Após a fala polêmica, a jornalista da UFSC, Amanda Miranda, foi à rede social X para desmentir Sacani:
“Sou jornalista da UFSC e cobri essa mesa. De fato, somos uma universidade inclusiva, aberta e plural, mas não trabalhamos com mentiras. Isso não aconteceu! Lamentável uma pessoa com visibilidade e influência lançar um factoide absurdo para achincalhar a universidade pública.“
Amanda postou vídeo com a exibição na íntegra daquela mesa, comprovando que não houve nenhum tipo de invasão. [2] Outro que veio a público desmentir o divulgador científico foi o secretário de comunicação da UFSC, responsável pela organização da Sepex 2024, Marcus Paulo Pessôa, que reafirmou que não houve invasão. “O que aconteceu foi que, antes do evento, quando as portas do auditório foram abertas, alguns estudantes foram lá muito respeitosamente e levaram faixas, com alguns protestos”.
Somando-se a Amanda Miranda e Marcus Pessôa, a própria UFSC emitiu uma nota afirmando não ter havido nenhuma invasão no evento, lamentando a fala de Sacani e reforçando que ele não mais será chamado para participar de nenhum evento na instituição:
“Lamentamos a forma desrespeitosa com que o Sr. Sérgio Sacani referiu-se à UFSC e seus estudantes em sua participação em podcast. Mesmo submetida a uma forte restrição orçamentária, a UFSC se empenhou em um enorme esforço institucional de valorização da Sepex, que teve na mesa de abertura seu evento de maior visibilidade, com cerca de 2.000 pessoas presentes, além de significativa audiência online e cobertura da imprensa local. No entanto, tal esforço parece não ter logrado êxito em demonstrar ao convidado toda a potência e diversidade da UFSC.

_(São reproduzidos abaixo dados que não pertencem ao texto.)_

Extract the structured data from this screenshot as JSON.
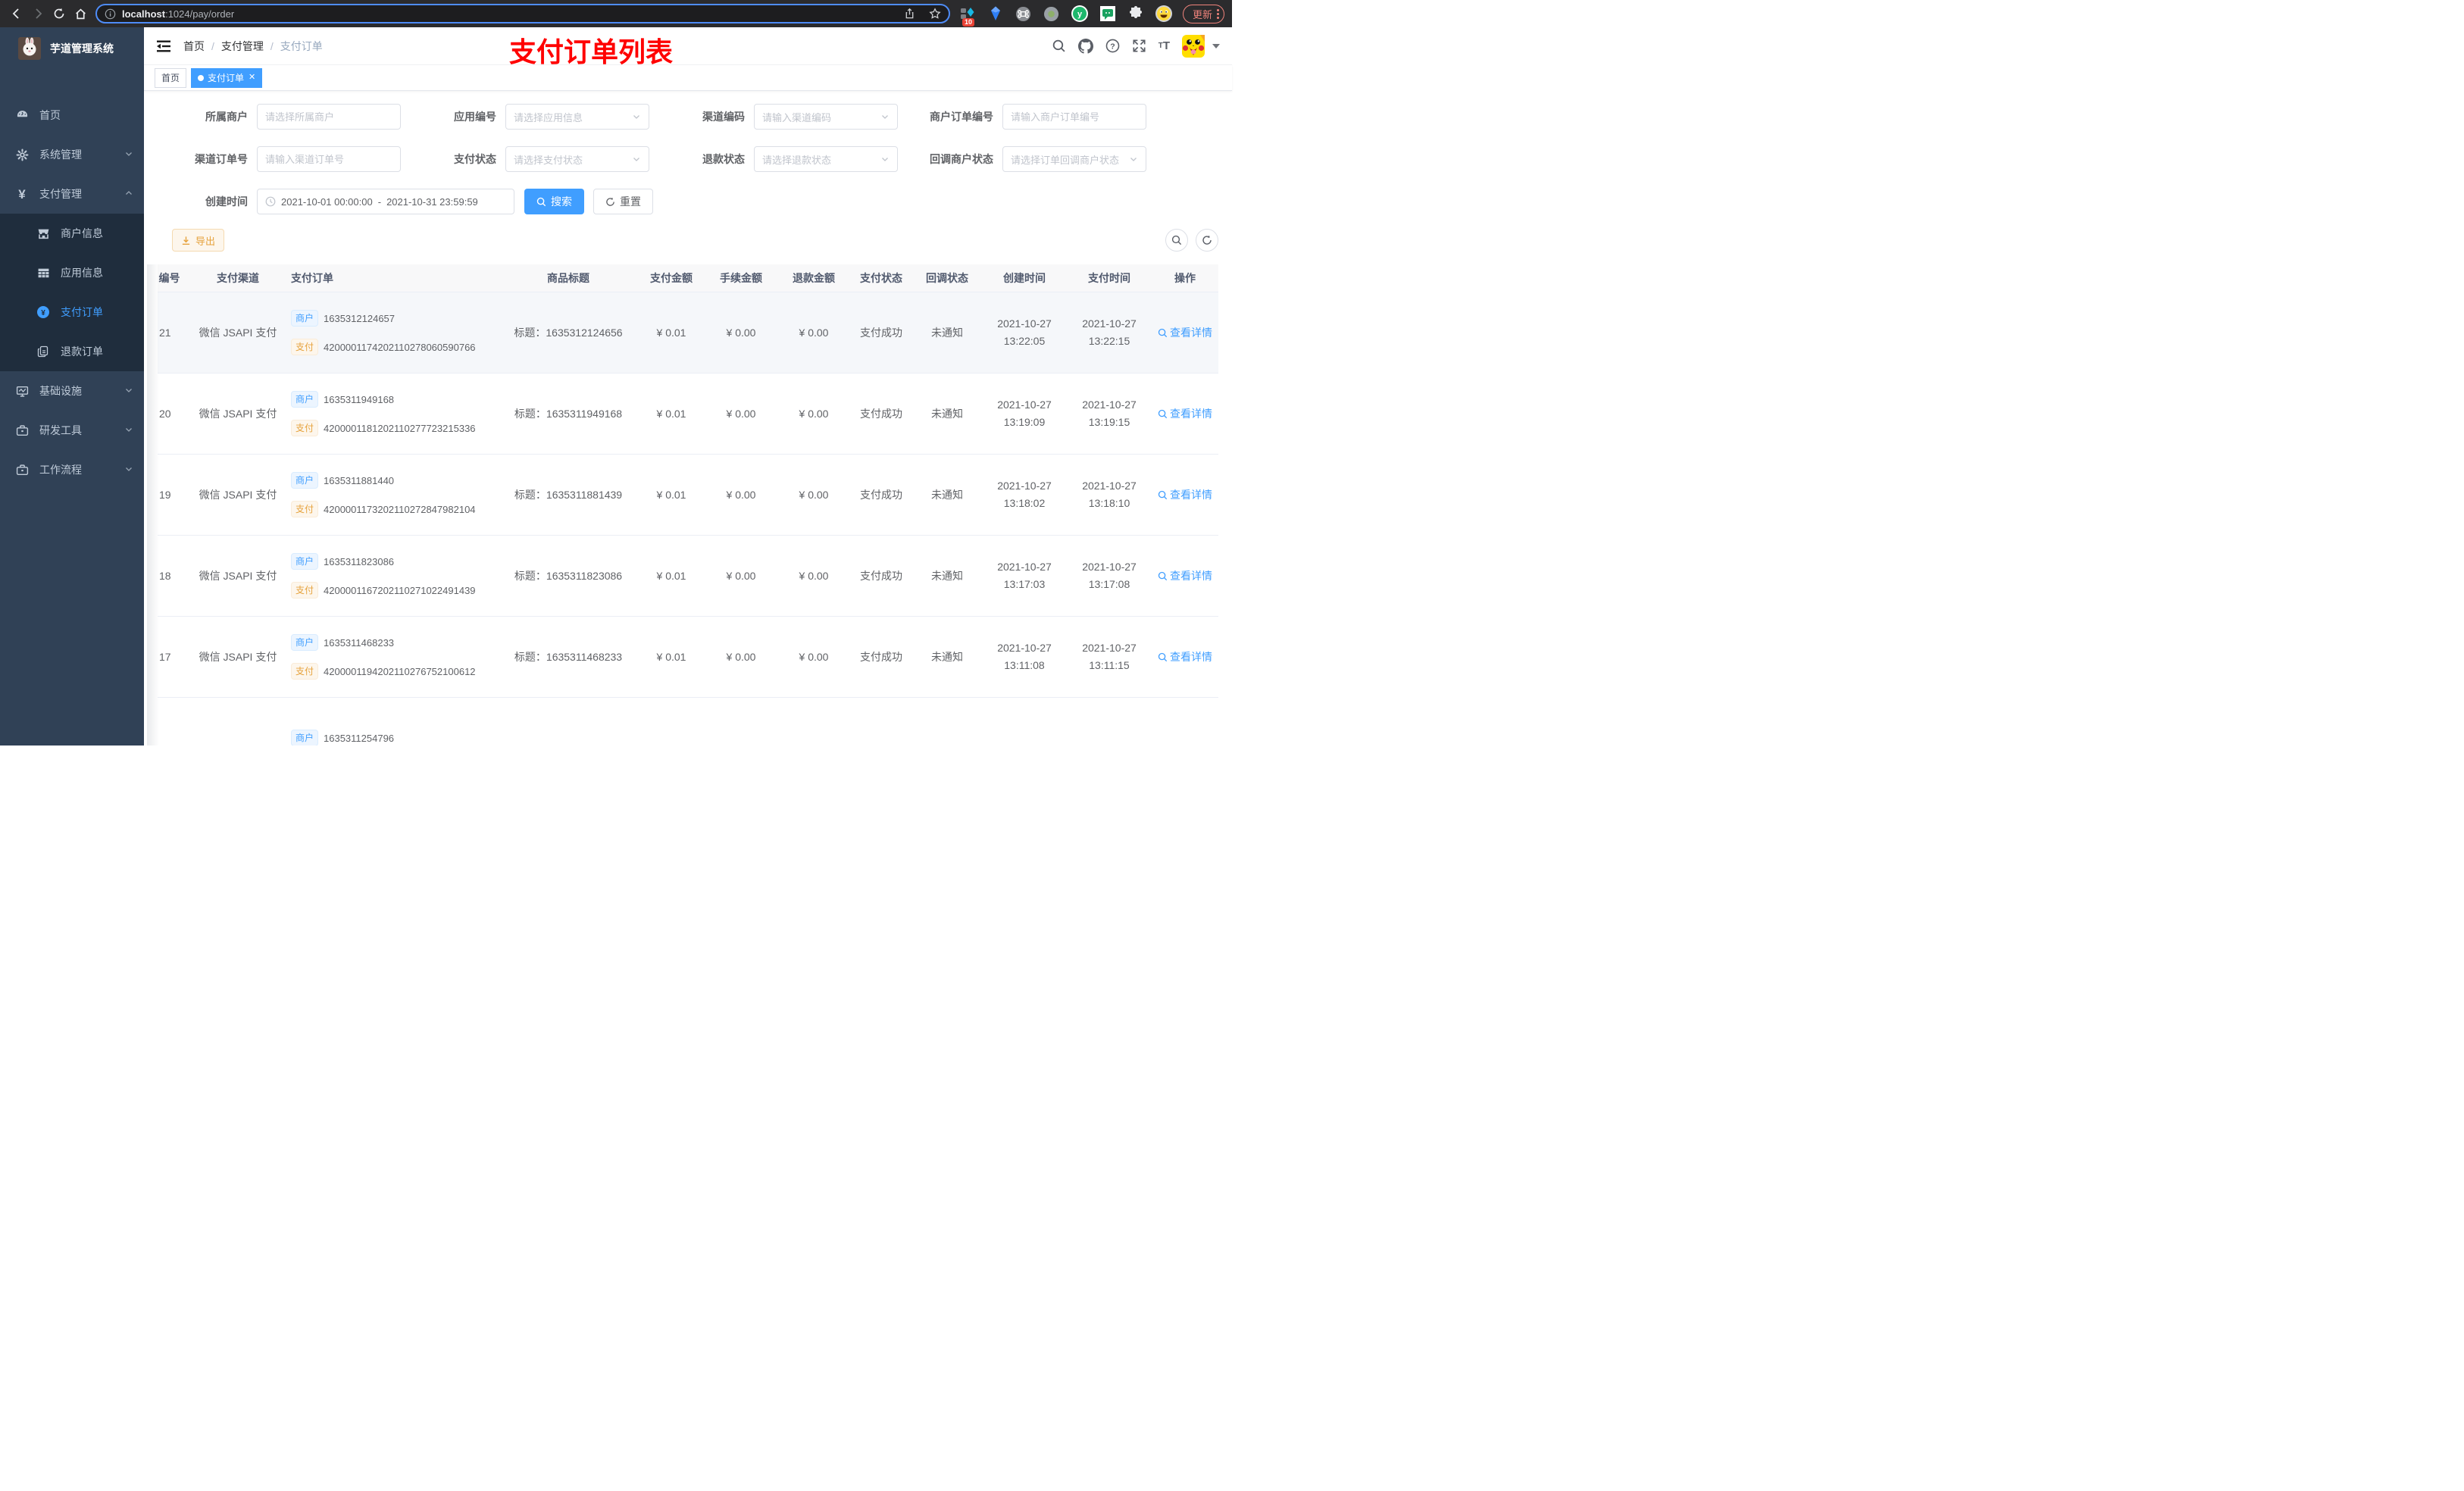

Reforçamos nosso compromisso com a diversidade, com o debate democrático de ideias, com a universidade pública e gratuita, e por isso anunciamos que o Sr. Sérgio Sacani não será mais convidado a participar de atividades organizadas pela Administração Central da UFSC na atual gestão.” [3]
Contrariado publicamente, em vez de se retratar, Sacani preferiu fazer um malabarismo semântico a respeito do conceito de “invasão”, para continuar sustentando que sim, teria havido uma invasão à mesa da qual participou. Em outra participação no mesmo Redcast, Sacani explica que a tal “invasão” teria sido a colocação de faixas de protesto feitas por estudantes da própria UFSC no palco onde haveria o evento pouco antes do evento começar.
“Uma pessoa que não era convidada subiu no palco e esticou a faixa lá”. Uma ideia controversa de invasão, já que as faixas foram colocadas pelos próprios estudantes da UFSC, que não precisam de convite para estar em um evento aberto da universidade na qual estudam. A própria instituição, responsável pelo espaço, não considera tal atitude como invasão, conforme consta na nota oficial.
O que realmente ocorreu?
Não vou aqui me alongar sobre o que é ou não é uma invasão. Embora particularmente eu entenda que Sérgio Sacani mentiu ao relatar o ocorrido na UFSC, basta-me reforçar que o que ele fez foi, no mínimo, uma distorção grosseira (em vários sentidos) do que de fato ocorreu e do que de fato estava sendo reivindicado pelos estudantes. Houve, sim, manifestações críticas a respeito da composição da mesa na qual o divulgador científico participou. Entretanto, essas manifestações, feitas por graduandos de psicologia da UFSC, foram mais complexas e mais técnicas do que Sacani tentou fazer parecer ao dizer que queriam “um índio e um viado na mesa”.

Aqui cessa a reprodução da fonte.